Practice and Procedure: The Dirt on Unclean Hands By Laurence H. Schnabel

Whether the unclean hands defense will reach a jury is unfortunately something of a crapshoot, largely because of the difficulties in applying it. But given its potentially devastating effect in neutralizing the plaintiff's case or even crippling it, every defendant needs to raise it in an answer if the plaintiff's hands appear dirty. And plaintiffs counsel should understand the defense and what buttons can be pushed in hopes of cutting off discovery on their clients' misdeeds or convincing the court the defense is an ad hominem attack calculated to unfairly tarnish their client and confuse the jury.

Overview of the Defense
The genesis of the unclean hands defense is the maxim, "He who comes into equity must come in with clean hands." This principle mandates that a plaintiff must have acted fairly in the matter in which he or she seeks relief-or be denied relief, regardless of the merit of the underlying claim. The purpose of the defense is not to protect the defendant's interests but rather the court's integrity. It does so by denying redress to a plaintiff who has unclean hands, thereby instilling trust in the judicial system. The defense also is justified as promoting justice by making a plaintiff answer for his or her misconduct. (Kendall-Jackson Winery, Ltd. v. Superior Court, 76 Cal. App. 4th 970 at 978 (1999).)

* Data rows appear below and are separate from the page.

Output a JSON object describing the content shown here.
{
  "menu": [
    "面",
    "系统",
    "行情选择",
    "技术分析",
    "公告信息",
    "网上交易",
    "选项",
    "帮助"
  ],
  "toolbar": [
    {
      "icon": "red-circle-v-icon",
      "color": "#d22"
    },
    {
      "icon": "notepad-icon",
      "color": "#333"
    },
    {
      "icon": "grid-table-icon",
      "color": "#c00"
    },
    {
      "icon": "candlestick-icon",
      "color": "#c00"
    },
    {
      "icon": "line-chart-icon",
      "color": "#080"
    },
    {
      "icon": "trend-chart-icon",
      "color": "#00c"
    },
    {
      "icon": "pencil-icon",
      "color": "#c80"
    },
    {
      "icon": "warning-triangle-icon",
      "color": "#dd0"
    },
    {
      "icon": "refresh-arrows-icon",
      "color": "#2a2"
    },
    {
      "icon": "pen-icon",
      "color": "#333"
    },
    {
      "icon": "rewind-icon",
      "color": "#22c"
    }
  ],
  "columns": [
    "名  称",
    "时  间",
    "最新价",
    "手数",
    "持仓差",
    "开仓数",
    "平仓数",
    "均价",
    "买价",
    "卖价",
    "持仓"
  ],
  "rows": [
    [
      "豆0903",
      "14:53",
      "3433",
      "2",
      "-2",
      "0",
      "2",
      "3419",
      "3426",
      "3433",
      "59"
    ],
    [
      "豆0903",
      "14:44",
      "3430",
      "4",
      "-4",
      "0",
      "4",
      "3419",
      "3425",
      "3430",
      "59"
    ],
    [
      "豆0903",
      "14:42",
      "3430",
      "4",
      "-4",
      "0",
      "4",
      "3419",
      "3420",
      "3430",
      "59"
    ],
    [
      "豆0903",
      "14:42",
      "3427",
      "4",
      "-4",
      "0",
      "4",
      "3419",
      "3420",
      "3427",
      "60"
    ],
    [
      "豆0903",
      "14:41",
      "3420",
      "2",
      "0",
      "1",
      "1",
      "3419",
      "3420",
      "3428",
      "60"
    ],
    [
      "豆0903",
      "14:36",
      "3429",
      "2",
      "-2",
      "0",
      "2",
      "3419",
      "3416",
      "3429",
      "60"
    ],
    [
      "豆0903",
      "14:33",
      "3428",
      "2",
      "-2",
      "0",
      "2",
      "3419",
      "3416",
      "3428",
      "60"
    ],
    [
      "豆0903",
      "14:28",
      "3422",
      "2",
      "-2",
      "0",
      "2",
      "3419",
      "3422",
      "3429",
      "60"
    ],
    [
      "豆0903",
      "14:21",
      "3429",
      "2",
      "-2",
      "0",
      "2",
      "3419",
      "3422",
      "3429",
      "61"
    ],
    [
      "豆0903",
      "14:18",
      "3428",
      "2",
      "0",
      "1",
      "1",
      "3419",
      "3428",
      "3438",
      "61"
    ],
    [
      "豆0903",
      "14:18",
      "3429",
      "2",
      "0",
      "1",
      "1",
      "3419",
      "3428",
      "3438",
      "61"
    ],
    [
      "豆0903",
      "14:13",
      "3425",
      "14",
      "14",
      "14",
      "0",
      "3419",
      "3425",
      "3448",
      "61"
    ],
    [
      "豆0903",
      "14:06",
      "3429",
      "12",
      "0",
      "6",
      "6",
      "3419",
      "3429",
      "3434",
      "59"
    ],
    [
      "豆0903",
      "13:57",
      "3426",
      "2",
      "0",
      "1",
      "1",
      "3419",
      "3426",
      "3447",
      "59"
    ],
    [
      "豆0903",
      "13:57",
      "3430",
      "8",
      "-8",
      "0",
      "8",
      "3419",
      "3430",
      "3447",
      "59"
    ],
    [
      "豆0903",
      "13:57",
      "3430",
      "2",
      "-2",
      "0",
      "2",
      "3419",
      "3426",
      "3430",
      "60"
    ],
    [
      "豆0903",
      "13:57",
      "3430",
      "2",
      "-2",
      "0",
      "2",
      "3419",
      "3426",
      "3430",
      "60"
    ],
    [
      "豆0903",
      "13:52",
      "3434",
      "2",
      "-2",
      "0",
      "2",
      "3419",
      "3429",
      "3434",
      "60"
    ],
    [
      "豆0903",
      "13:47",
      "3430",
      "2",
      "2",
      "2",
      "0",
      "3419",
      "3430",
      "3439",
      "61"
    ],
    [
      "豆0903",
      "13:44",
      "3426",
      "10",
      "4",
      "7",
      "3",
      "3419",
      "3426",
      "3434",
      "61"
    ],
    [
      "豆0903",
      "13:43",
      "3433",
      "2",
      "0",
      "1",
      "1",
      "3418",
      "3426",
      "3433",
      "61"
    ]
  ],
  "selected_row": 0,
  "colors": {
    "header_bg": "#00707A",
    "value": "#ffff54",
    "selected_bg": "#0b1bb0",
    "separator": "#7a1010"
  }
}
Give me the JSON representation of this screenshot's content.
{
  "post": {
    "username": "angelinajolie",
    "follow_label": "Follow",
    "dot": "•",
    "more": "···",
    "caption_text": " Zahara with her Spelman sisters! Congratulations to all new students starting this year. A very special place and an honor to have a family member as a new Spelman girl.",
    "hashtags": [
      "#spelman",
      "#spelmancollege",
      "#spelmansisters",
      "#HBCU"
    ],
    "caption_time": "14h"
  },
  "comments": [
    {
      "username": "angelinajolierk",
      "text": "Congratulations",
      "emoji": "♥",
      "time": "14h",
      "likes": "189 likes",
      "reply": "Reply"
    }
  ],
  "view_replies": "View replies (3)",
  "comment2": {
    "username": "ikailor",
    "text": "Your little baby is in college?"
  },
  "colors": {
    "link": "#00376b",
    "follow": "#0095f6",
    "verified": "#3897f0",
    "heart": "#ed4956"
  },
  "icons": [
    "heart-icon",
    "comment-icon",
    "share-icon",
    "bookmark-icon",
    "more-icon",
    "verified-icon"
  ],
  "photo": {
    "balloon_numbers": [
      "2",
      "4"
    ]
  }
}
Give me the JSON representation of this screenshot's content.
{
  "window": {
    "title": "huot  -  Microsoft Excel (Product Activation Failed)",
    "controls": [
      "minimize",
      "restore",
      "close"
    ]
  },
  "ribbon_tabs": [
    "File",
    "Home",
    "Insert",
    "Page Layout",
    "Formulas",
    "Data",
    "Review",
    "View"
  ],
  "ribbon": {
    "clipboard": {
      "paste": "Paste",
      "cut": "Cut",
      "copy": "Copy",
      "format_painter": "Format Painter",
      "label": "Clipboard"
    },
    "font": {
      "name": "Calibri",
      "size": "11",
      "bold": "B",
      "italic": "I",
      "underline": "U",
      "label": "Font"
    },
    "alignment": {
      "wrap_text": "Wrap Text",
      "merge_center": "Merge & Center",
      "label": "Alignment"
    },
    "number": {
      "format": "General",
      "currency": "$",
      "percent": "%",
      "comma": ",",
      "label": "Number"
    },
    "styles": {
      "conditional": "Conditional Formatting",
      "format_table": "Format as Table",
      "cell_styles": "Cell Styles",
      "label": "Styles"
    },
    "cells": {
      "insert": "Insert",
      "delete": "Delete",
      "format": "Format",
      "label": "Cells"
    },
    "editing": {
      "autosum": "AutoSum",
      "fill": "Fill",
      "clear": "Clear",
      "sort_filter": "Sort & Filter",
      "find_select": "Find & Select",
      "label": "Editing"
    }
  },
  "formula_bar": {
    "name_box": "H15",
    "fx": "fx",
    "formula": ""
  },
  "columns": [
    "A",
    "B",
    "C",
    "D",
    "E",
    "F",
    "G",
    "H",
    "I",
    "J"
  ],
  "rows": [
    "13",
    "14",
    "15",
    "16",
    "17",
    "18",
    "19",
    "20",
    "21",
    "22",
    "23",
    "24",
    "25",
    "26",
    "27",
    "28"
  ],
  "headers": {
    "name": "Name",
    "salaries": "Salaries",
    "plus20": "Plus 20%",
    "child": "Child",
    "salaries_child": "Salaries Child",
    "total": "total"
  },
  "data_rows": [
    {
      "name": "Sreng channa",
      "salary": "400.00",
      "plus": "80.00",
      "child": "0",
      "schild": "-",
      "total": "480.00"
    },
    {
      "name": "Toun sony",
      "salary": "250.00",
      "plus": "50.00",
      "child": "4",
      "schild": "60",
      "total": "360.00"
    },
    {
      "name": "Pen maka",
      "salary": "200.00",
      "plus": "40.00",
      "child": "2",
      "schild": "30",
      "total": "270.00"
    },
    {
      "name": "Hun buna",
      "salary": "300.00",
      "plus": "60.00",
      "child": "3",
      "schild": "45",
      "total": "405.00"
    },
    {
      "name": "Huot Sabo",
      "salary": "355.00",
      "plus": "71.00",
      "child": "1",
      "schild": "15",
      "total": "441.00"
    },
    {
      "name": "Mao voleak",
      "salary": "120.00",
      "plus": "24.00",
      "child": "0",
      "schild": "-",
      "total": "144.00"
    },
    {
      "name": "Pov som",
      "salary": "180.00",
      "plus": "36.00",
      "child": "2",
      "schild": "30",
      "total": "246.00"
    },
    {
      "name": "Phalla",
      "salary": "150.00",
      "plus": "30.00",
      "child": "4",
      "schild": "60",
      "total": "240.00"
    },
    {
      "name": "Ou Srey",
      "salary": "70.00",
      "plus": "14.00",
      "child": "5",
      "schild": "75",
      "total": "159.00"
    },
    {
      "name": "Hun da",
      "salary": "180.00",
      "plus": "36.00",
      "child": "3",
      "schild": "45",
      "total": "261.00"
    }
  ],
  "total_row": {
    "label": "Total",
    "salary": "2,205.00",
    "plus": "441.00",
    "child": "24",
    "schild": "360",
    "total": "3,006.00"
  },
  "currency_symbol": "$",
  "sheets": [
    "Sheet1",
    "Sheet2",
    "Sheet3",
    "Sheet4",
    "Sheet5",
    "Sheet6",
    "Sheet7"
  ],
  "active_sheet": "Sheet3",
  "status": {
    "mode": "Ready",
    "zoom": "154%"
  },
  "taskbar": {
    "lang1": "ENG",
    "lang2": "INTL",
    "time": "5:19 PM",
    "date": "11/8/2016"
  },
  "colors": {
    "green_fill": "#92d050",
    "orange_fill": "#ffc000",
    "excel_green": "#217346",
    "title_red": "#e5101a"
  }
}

Unclean hands is generally a total defense, although it is occasionally only applied to cut off some of a plaintiff's claims or damages. For example, in Murillo v. Ritestuff Foods, Inc., the court held that unclean hands bars wrongful discharge and contract claims but not pre-job termination claims for sexual harassment. (65 Cal. App. 4th 833 at 845, 851-52 (1998).) And Cortez v. Purolator Air Filtration Prod. Co. held that equitable defenses will not wholly defeat an unfair competition claim, but they may be considered in deciding a remedy. (23 Cal. 4th 163 at 179-80 (2000).)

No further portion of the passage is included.